Table 1 summarizes the 18 ancient canid species analyzed in this summary. The different species are separated into groups A and B based on what method of sequencing was used. However, the authors provide no explanation as to what methodology was behind the separation of these two groups. Examination of the different information supplied (nucleotide length, age, and wolf vs. dog like) yields no apparent, consistent trends to the separation.

Figure 1 is the phylogenetic tree researchers created using the DNA sequences they collected from ancient canids, modern day wolves, and modern day dogs. The x-axis measures "years before present," making the horizontal axis the relevant measure of evolutionary distance between species. Notable conclusions are discussed in the summary section, but most notably include the close relationships of Clades A, B, and C to ancient European canids.

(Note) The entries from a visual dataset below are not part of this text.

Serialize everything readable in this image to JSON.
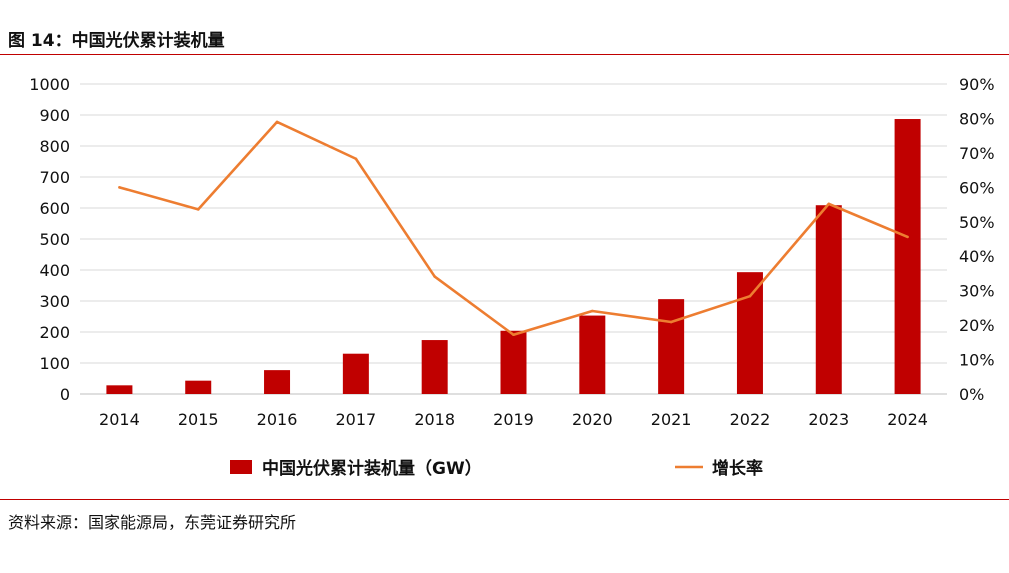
{
  "figure_title": "图 14：中国光伏累计装机量",
  "source": "资料来源：国家能源局，东莞证券研究所",
  "colors": {
    "bar": "#c00000",
    "line": "#ed7d31",
    "grid": "#d9d9d9",
    "rule": "#c00000"
  },
  "chart_data": {
    "type": "bar+line",
    "categories": [
      "2014",
      "2015",
      "2016",
      "2017",
      "2018",
      "2019",
      "2020",
      "2021",
      "2022",
      "2023",
      "2024"
    ],
    "series": [
      {
        "name": "中国光伏累计装机量（GW）",
        "type": "bar",
        "axis": "left",
        "values": [
          28,
          43,
          77,
          130,
          174,
          204,
          253,
          306,
          393,
          609,
          887
        ]
      },
      {
        "name": "增长率",
        "type": "line",
        "axis": "right",
        "values": [
          60,
          53.6,
          79,
          68.3,
          34.1,
          17.2,
          24.1,
          20.9,
          28.4,
          55.2,
          45.6
        ]
      }
    ],
    "yleft": {
      "min": 0,
      "max": 1000,
      "step": 100,
      "ticks": [
        "0",
        "100",
        "200",
        "300",
        "400",
        "500",
        "600",
        "700",
        "800",
        "900",
        "1000"
      ]
    },
    "yright": {
      "min": 0,
      "max": 90,
      "step": 10,
      "ticks": [
        "0%",
        "10%",
        "20%",
        "30%",
        "40%",
        "50%",
        "60%",
        "70%",
        "80%",
        "90%"
      ]
    },
    "legend": {
      "position": "bottom",
      "bar_label": "中国光伏累计装机量（GW）",
      "line_label": "增长率"
    },
    "grid": true
  }
}
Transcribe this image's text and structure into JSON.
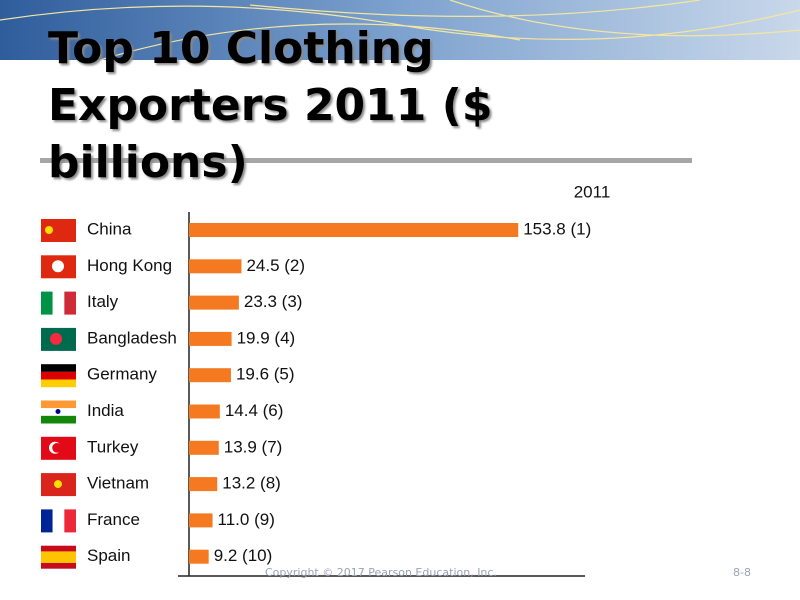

Figure 2 plots the effective population size of dog, as determined by Bayesian methods, against time. Conclusions and inferences are discussed in the summary section, but include the paralleling of dog populations with those of humans. Consequently, it would be useful to have a reference plot of human population size with this graph. Additionally, it would be useful if the researchers had clearly marked specifically discussed points in time for ease of understanding. Finally, the x-axis on this figure seems contrary to common sense. The majority of the world's written languages leads them to read from left to right, a concept that translates to reading scales of time. Therefore, it first seems illogical that the most recent time period is furthest to the left while the most ancient time period displayed on this graph is located all the way to the right. A different x-axis, or a distinct "present day" label could have helped circumvent this problem.

Evaluation of Figures    

For the most part, these figures are straightforward and easy to understand. They are not incredibly complex or complicated, but also do not offer any revolutionary insights or help with any deeper understanding of the material.


O Thalmann et al. "Complete Mitochondrial Genomes of Ancient Canids Suggest a European Origin of Domestic Dogs." Science, 342. 2013.